40.Bölüm

1.4K 85 187
                                    

Keyifli okumalar.

"Siz bir çok kişinin belki en güzel hayalisiniz, değmeyenlerin hikâyesi olmayın."


,


Son cümlelerini de bitirmişken, beklenti dolu gözleriyle bana odaklanmıştı. Ne dememi bekliyordu ki?

Bir şey demedim, diyemedim açıkcası. İçimden Serhan'a inanmalı mıyım diye tartışırken, en iyisi Gökyüzüyle konuşmak diye düşündüm.

Gökyüzü seni seviyordur.. yani, umarım.

Harelerine aynı boş ifadeyle bakarken, masadan kalktım. Çantamı alıp, çıkışa doğru ilerlerken tekrardan sesini işittim. Arkama dönmeden, sadece yerimde durdum. Ne diyecekse, desin artık.

"Hayal kırıklığına uğramanı istemem ama benim haklı olduğumu kendin göreceksin papatya." Bunu demesiyle tekrardan yanına döndüm. Söyleyecek sözüm vardı, bunu demeden gidemezdim.

Ayakta durup, ona yukarıdan dik bir şekilde bakarken, dudaklarımı araladım.

"Diyelim sen haklı çıktın. Ondan sonra ne olacak? Koşarak senin kollarına geleceğimi mi sanıyorsun?" Gözlerim kısılmış, ellerimi masanın üstüne yerleştirip, biraz ona doğru yaklaştım.

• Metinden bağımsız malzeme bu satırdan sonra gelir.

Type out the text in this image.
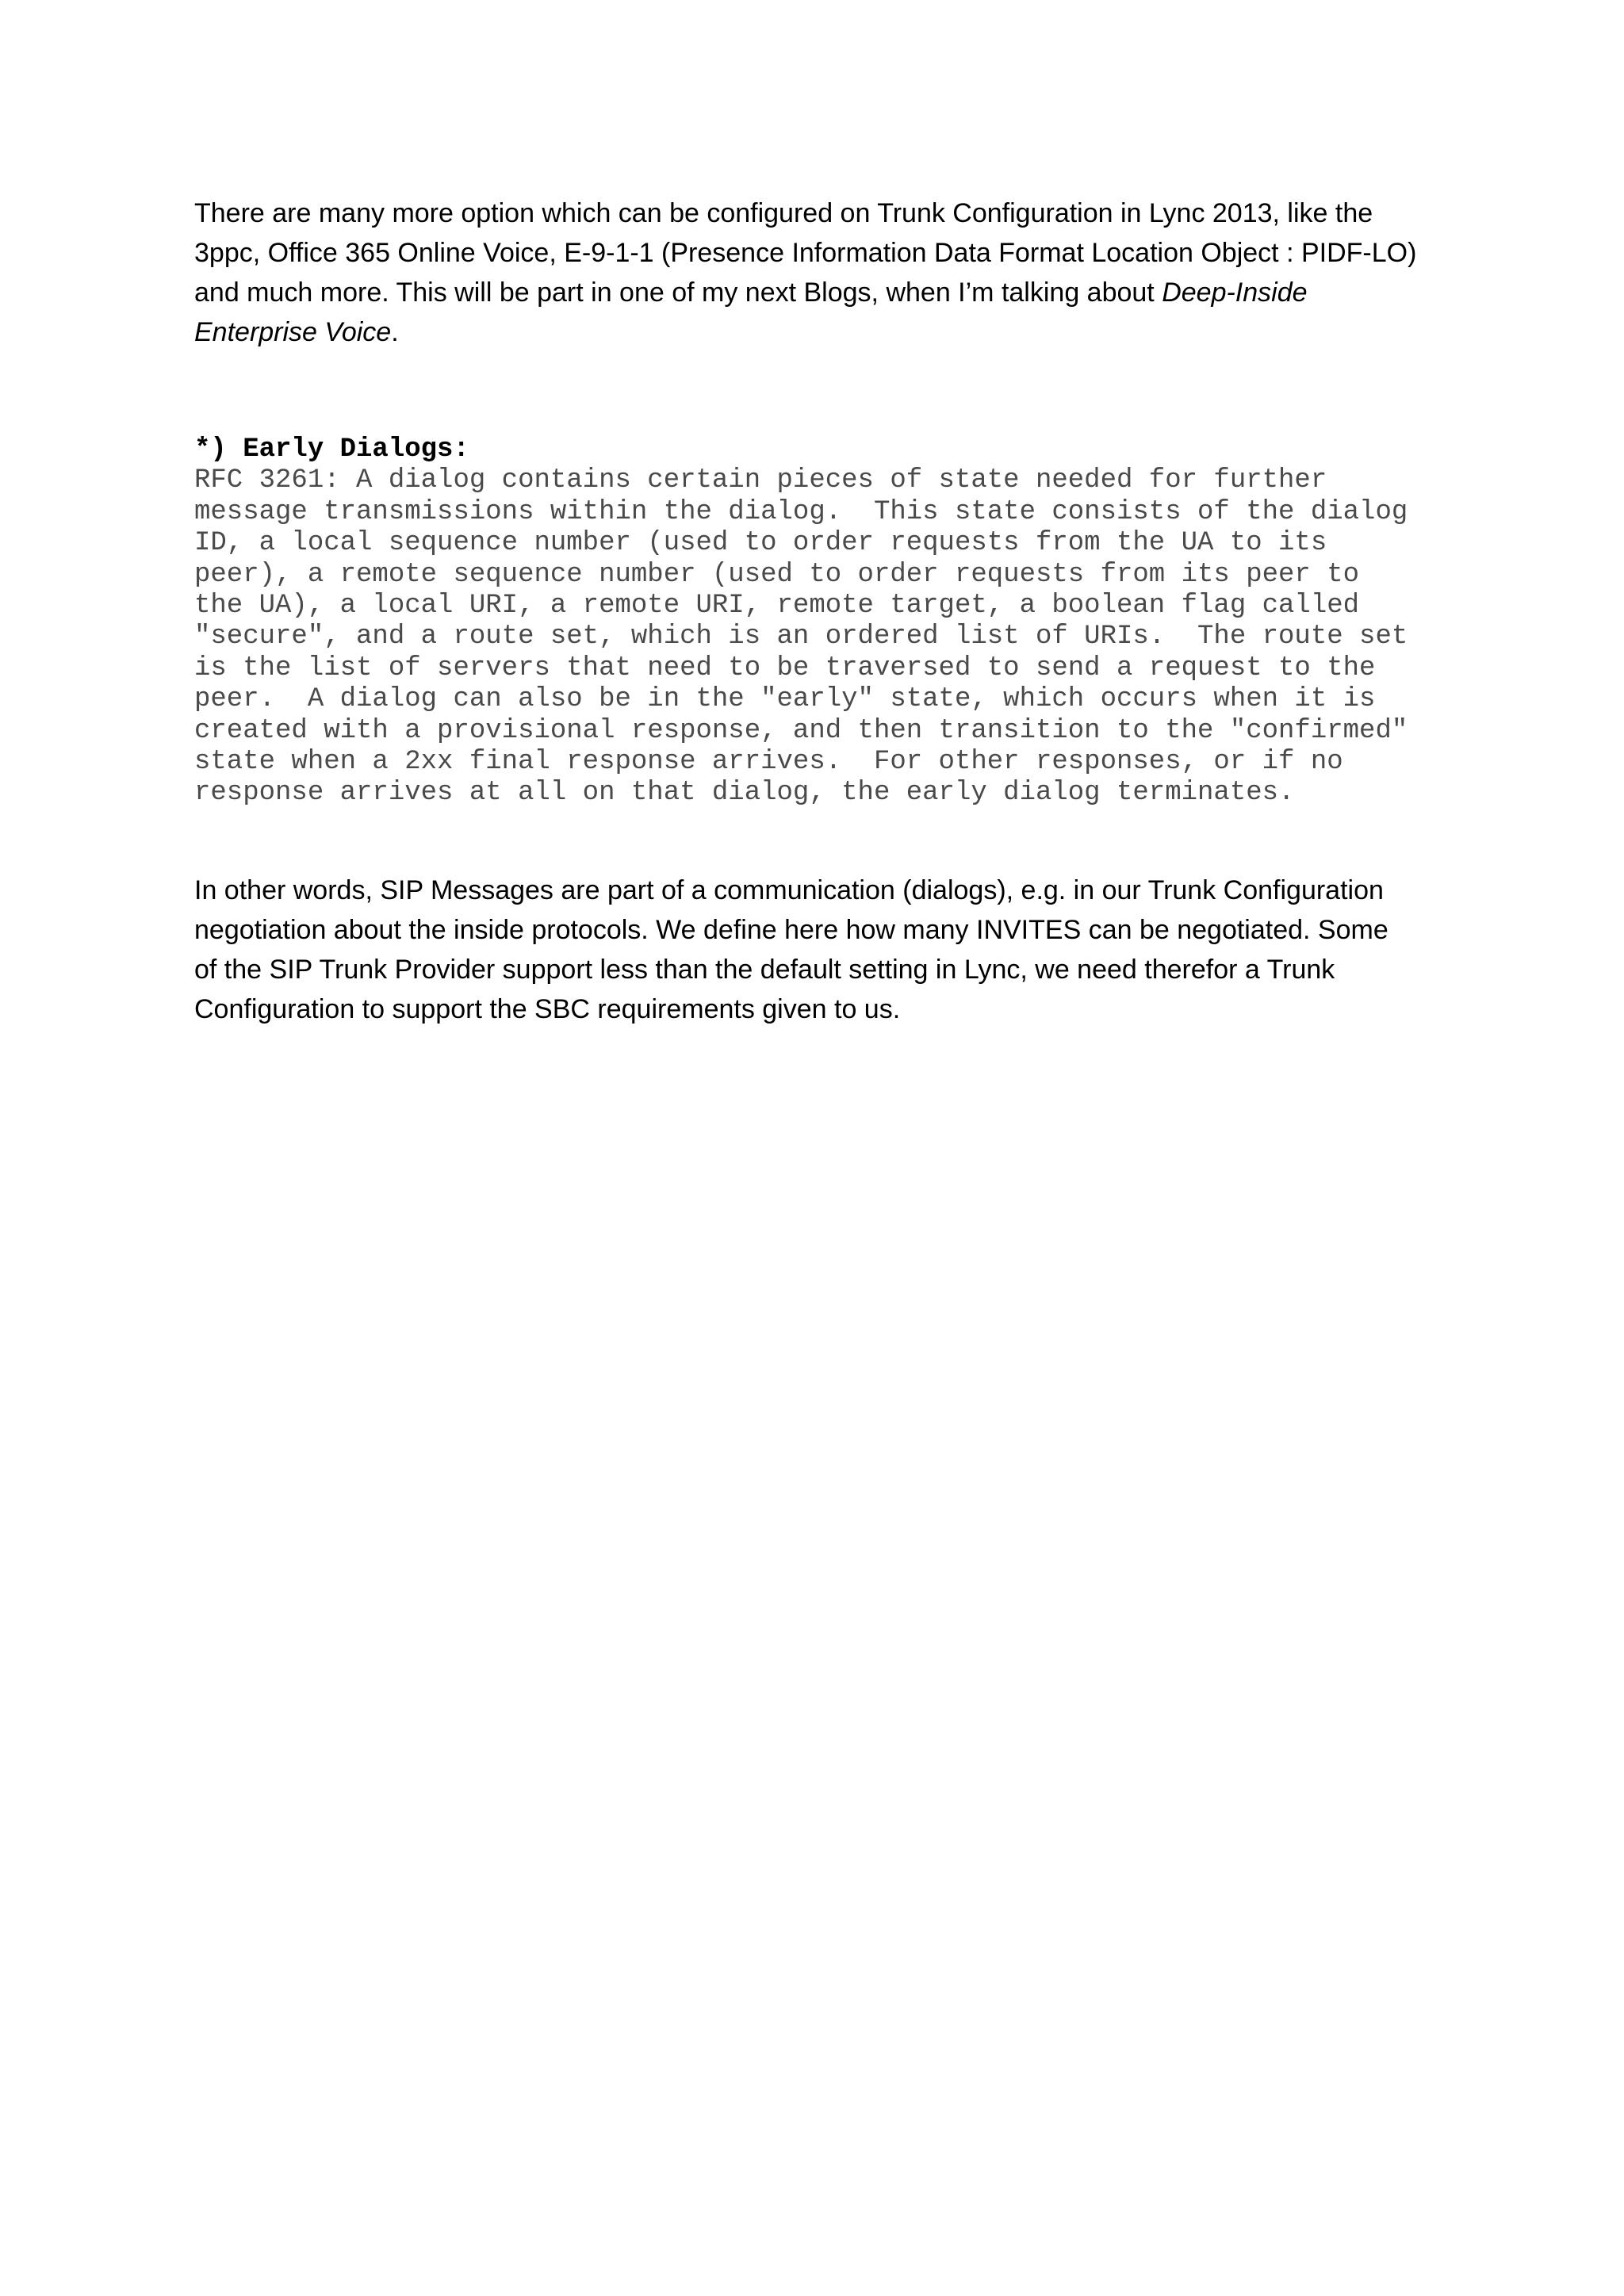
There are many more option which can be configured on Trunk Configuration in Lync 2013, like the
3ppc, Office 365 Online Voice, E-9-1-1 (Presence Information Data Format Location Object : PIDF-LO)
and much more. This will be part in one of my next Blogs, when I’m talking about Deep-Inside
Enterprise Voice.
*) Early Dialogs:
RFC 3261: A dialog contains certain pieces of state needed for further
message transmissions within the dialog.  This state consists of the dialog
ID, a local sequence number (used to order requests from the UA to its
peer), a remote sequence number (used to order requests from its peer to
the UA), a local URI, a remote URI, remote target, a boolean flag called
"secure", and a route set, which is an ordered list of URIs.  The route set
is the list of servers that need to be traversed to send a request to the
peer.  A dialog can also be in the "early" state, which occurs when it is
created with a provisional response, and then transition to the "confirmed"
state when a 2xx final response arrives.  For other responses, or if no
response arrives at all on that dialog, the early dialog terminates.
In other words, SIP Messages are part of a communication (dialogs), e.g. in our Trunk Configuration
negotiation about the inside protocols. We define here how many INVITES can be negotiated. Some
of the SIP Trunk Provider support less than the default setting in Lync, we need therefor a Trunk
Configuration to support the SBC requirements given to us.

"Bunu bilemeyiz güzelim, belki de gelirsen." Cümlesini bitirmiş, piç gülümsemesiyle gözlerime bakmaya devam ettmişti.

Yalandan düşünüyormuşum gibi yapıp, tekrardan konuşmaya başladım.

"Eğer bir mucize olurda, senin kollarında kız göremezsem belki gelirim Serhan. Ama öyle bir duruma hiç rastlamadım. Beni sevdiğini söylediğin yıllarda bile her gün ayrı kızlarla takılıyordun. Sen haklı çıksan bile sana gelmem ben. Boş hayallere kapılma lütfen." Deyip yüzüne bile bakmadan, tekrardan arkamı dönmüştüm. Dik yürüşümle kapıya ulaşırken, kafedeki gereksiz gürültü başımı ağrıtmaya yetmişti bile.

Doğruluğu bilinmez cümleler sayarken bana, kalbimden oluk oluk bir şeyler aktığından, canımı yaktığından haberi yoktu belki de. Ama ne olursa olsun, dilimdeki zehirli oku onun kalbine gömecektim.. sözlerimle onu yıkacaktım.

Taksi çağırmadan hemen Pars'ı aradım. Çaldığı gibi açarken yüzümde oluşan gülümsemeye mani olamamıştım.

"Güzelim.." Yanında birileri varmış gibiydi, sesler geliyordu. Ama ben hemen konuya girmek istiyordum.

"Pars, seninle görüşmek istiyorum." Etraftan zorda olsa duyulan ses anında kesilirken, Pars'ın sesini işittim tekrardan.

"Tabi papatyam. Alayım mı seni evden diyeceğim de sanırım dışarıdasın sen."

"Evet dışarıdayım, birkaç bir şey konuşmak istiyorum. Her zaman buluştuğumuz parka gelir misin?"

"Tamam güzelim, çıkıyorum şimdi."

Telefonu kapattıktan biraz sonra sonunda taksi bulabilmiştim. Adresi verip, arkama yaslanırken nedensizce duyacaklarım beni korkutuyordu. Ellerim terliyor, tedirgin hissediyordum.

Başımı cama yaslarken, dış görünüşçe sakin bir şekilde dışarıyı izliyordum. İçimde kopan fırtından kurtulmak istiyordum ama nafile.

Normal zamanda kısa olan yol bana bir asır zaman geçmiş gibi gelsede, sonunda varmıştık. Ücreti ödeyip, taksiden inerken Pars'ın daha gelmemiş olduğunu anladım.

Oturmak için salıncağa ilerlerken, düşünceler tüm beynimi istila etmişti. Eğer Serhanın dedikleri doğruysa ne olacaktı? Pars'ı seviyordum, bu duyguyu nasıl kalbimden atacaktım? Kalbimi sökmem gerekirdi bunun için.